Dan Peyton, October 25, 2019
It is easier to refuse payment than to recover sums already paid
The former CEO of Thomas Cook Peter Fankhauser recently appeared before the Business, Energy and Industrial Strategy Committee and faced fierce criticism in relation to the management of the failed company. The press has reported that the firm’s former executives may be forced to pay back bonuses under 'bonus clawback' rules.
This raises the question of how easy it is for employers to recoup bonuses.
The financial sector is subject to significant regulation in connection with variable remuneration, such as bonuses. There is also significant regulation and quasi-regulation around executives’ pay and bonuses, designed to prevent listed companies rewarding senior executives for failure.
For example, the UK Corporate Governance Code sets out best practice for listed companies, including recommending bonus clawback provisions in specified circumstances and transparency in compensation setting. Listed companies are also subject to annual reporting requirements regarding the extent of compliance with the main aspects of the code. There are also requirements for shareholder votes on directors’ remuneration policies and annual reporting requirements under the Listing Rules.
These requirements and recommendations reflect a collective desire to avoid rewarding failure, but the legal reality is that the right to recover bonus payments remains a matter of contract. An employer that withholds a bonus payment without the contractual right to do so will face and lose a claim for breach of contract and/or unauthorised deductions from wages. Similarly, any attempt to claw back a bonus payment will fail if there is no contractual right to do so.
Employers often seek to reduce their exposure by introducing discretionary schemes. However, although this may make it easier to refuse to pay a bonus in the first place, it will not be easier to claw back a bonus payment that has already been paid.
The courts will generally only allow the clawback of a bonus where there is a clear contractual right to do so. In most cases such clawback conditions will either be triggered by misconduct on the part of the employee, or some form of material financial misstatement for which the employee is at least partly responsible and that contributed to the bonus being paid.
Therefore employers should choose their clawback conditions carefully and ensure that they are carefully and narrowly drafted. The precise circumstances in which repayment will be required should be clearly identified. In relation to mismanagement and competence issues rather than misconduct this may be problematic, as it may be very difficult to identify the relevant duties of the senior executive that if breached would trigger the clawback. Conversely, it is likely to be easier to make a meaningful and justifiable connection between the company’s financial performance and its most senior management.
Even where there are clawback provisions in contracts, employers can face a number of challenges enforcing such provisions.
For example, a clawback provision risks being found to be a penalty and, therefore, unenforceable in the event that repayment is disproportionate to the loss caused to the business.
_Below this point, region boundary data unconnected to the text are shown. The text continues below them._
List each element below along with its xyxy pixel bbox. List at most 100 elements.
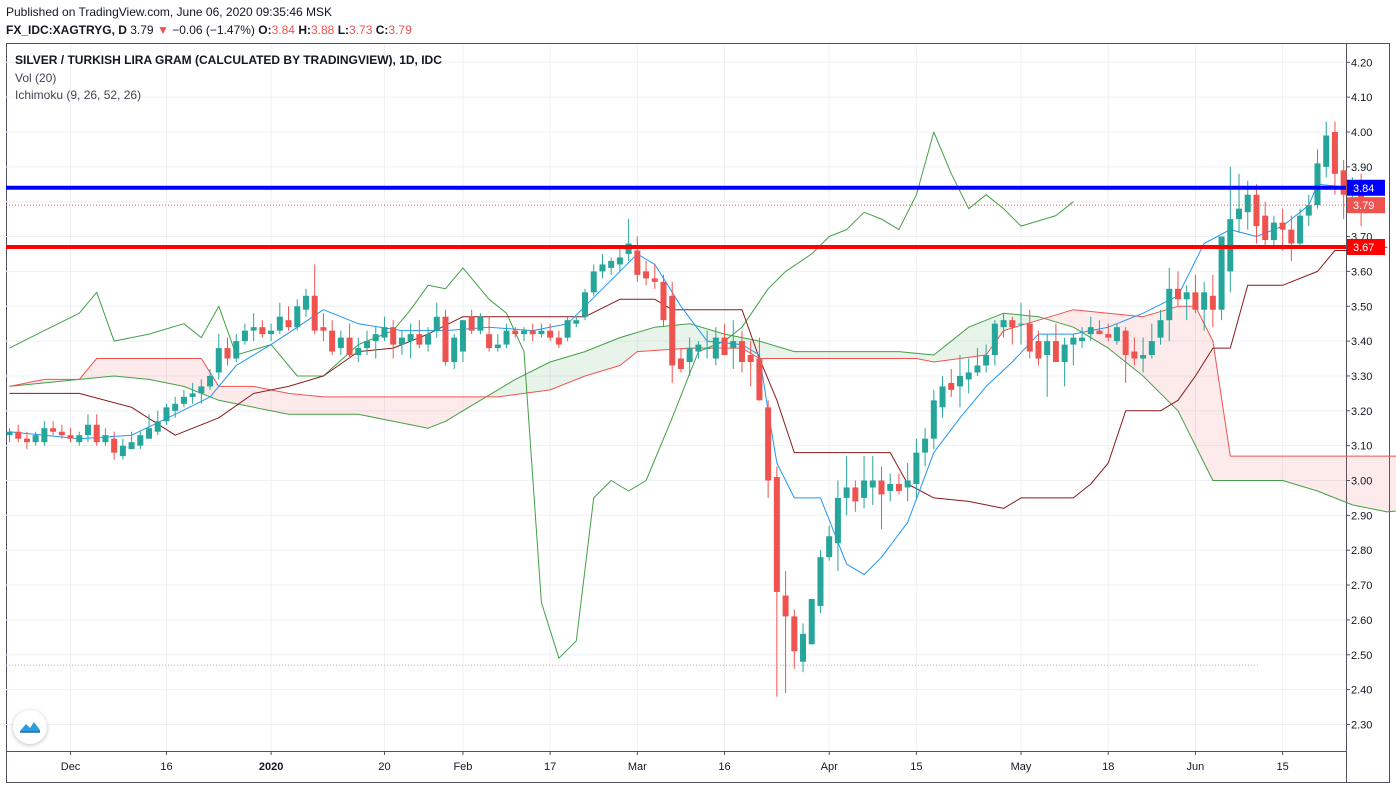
candle-up [198, 386, 205, 394]
candle-up [538, 330, 545, 335]
tradingview-logo-icon[interactable] [13, 710, 47, 744]
candle-up [459, 320, 466, 352]
support-price-badge [1347, 239, 1385, 256]
price-axis: 4.204.104.003.903.803.703.603.503.403.30… [1346, 57, 1385, 731]
candle-down [1052, 341, 1059, 363]
candle-down [738, 341, 745, 363]
price-tick-label: 3.50 [1351, 301, 1372, 313]
candle-up [1297, 215, 1304, 244]
candle-up [520, 330, 527, 335]
candle-up [172, 403, 179, 411]
price-tick-label: 3.40 [1351, 336, 1372, 348]
candle-up [834, 497, 841, 544]
candle-up [913, 452, 920, 484]
candle-down [747, 355, 754, 363]
candle-down [773, 477, 780, 593]
candle-up [189, 393, 196, 397]
candle-up [695, 344, 702, 352]
candle-up [599, 264, 606, 272]
candle-up [276, 316, 283, 331]
candle-up [337, 337, 344, 349]
legend-title[interactable]: SILVER / TURKISH LIRA GRAM (CALCULATED B… [15, 53, 442, 67]
candle-up [163, 407, 170, 422]
candle-up [154, 421, 161, 432]
candle-down [782, 595, 789, 617]
price-tick-label: 3.30 [1351, 371, 1372, 383]
candle-down [58, 431, 65, 436]
candle-down [1009, 320, 1016, 328]
candle-up [922, 438, 929, 453]
candle-up [1140, 355, 1147, 359]
candle-up [817, 557, 824, 606]
candle-up [1087, 327, 1094, 335]
time-tick-label: 16 [160, 761, 172, 773]
candle-down [765, 407, 772, 481]
price-change: −0.06 (−1.47%) [172, 23, 255, 37]
candle-down [634, 250, 641, 275]
candle-up [207, 375, 214, 387]
candle-down [259, 327, 266, 335]
candle-down [555, 337, 562, 345]
time-tick-label: Feb [453, 761, 472, 773]
candle-up [102, 435, 109, 443]
candle-down [23, 438, 30, 443]
legend-ichimoku[interactable]: Ichimoku (9, 26, 52, 26) [15, 88, 142, 102]
candle-down [1192, 292, 1199, 310]
candle-down [50, 428, 57, 432]
candle-down [1096, 330, 1103, 335]
candle-down [442, 316, 449, 363]
open-label: O: [258, 23, 272, 37]
price-tick-label: 4.00 [1351, 127, 1372, 139]
candle-up [564, 320, 571, 338]
candle-up [930, 400, 937, 439]
price-tick-label: 2.60 [1351, 615, 1372, 627]
close-label: C: [375, 23, 389, 37]
candle-down [311, 295, 318, 331]
legend-volume[interactable]: Vol (20) [15, 71, 57, 85]
candle-down [1122, 330, 1129, 356]
candle-up [250, 327, 257, 331]
candle-down [1279, 222, 1286, 230]
candle-down [1331, 132, 1338, 174]
candle-down [1253, 194, 1260, 227]
candle-up [582, 292, 589, 317]
candle-up [1270, 222, 1277, 241]
candle-down [756, 358, 763, 401]
candle-down [643, 271, 650, 279]
candle-up [939, 386, 946, 408]
candle-up [355, 348, 362, 356]
candle-down [677, 358, 684, 369]
candle-up [861, 480, 868, 498]
price-tick-label: 2.40 [1351, 685, 1372, 697]
resistance-price-label: 3.84 [1353, 183, 1374, 195]
open-value: 3.84 [271, 23, 295, 37]
candle-up [869, 480, 876, 488]
resistance-price-badge [1347, 179, 1385, 196]
candle-down [1262, 215, 1269, 241]
candle-up [974, 365, 981, 373]
candle-down [416, 334, 423, 345]
candle-up [965, 372, 972, 380]
symbol[interactable]: FX_IDC:XAGTRYG, D [6, 23, 127, 37]
candle-up [381, 327, 388, 338]
candle-down [329, 330, 336, 352]
candle-up [1000, 320, 1007, 328]
symbol-quote-line: FX_IDC:XAGTRYG, D 3.79 ▼ −0.06 (−1.47%) … [6, 23, 412, 37]
candle-down [669, 295, 676, 366]
candle-down [547, 330, 554, 338]
last-price-label: 3.79 [1353, 200, 1374, 212]
candle-up [704, 348, 711, 350]
candle-up [76, 435, 83, 443]
candle-up [364, 341, 371, 349]
candle-up [1314, 163, 1321, 206]
candle-down [1340, 170, 1347, 195]
candle-up [32, 435, 39, 443]
candle-up [1323, 135, 1330, 167]
time-tick-label: Apr [821, 761, 838, 773]
candle-down [468, 316, 475, 331]
candle-up [1218, 236, 1225, 310]
candle-up [6, 431, 13, 436]
candle-up [137, 435, 144, 446]
candle-up [215, 348, 222, 373]
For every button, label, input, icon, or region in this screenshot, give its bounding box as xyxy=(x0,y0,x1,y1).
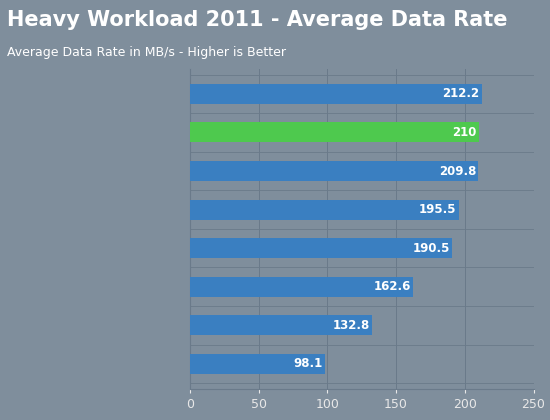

Furthermore, clawback provisions that impose post-termination restrictions on an employee risk being treated as a disguised restrictive covenants and potentially found to be in restraint of trade and unenforceable.
In the event that there are no contractual clawback provisions, an employer would be left to rely on more difficult legal bases to seek to recoup bonus payments, such as equitable remedies like an account of profits or some form of misrepresentation argument. However, these remedies are less likely to arise when the allegation against a senior executive is of incompetence rather than deliberate wrongdoing.
More broadly, however, having to exercise the right to claw back a bonus payment, for failure rather than misconduct, will likely reflect as much the failings of a company’s governance processes as those of the individual. Serious failings by senior executives ought to be identified before bonus payments are made. It is easier to refuse payment than to recover sums already paid. Furthermore, in cases where no-one else saw the signs of failure at the time, should individuals really be required to repay the bonuses they received?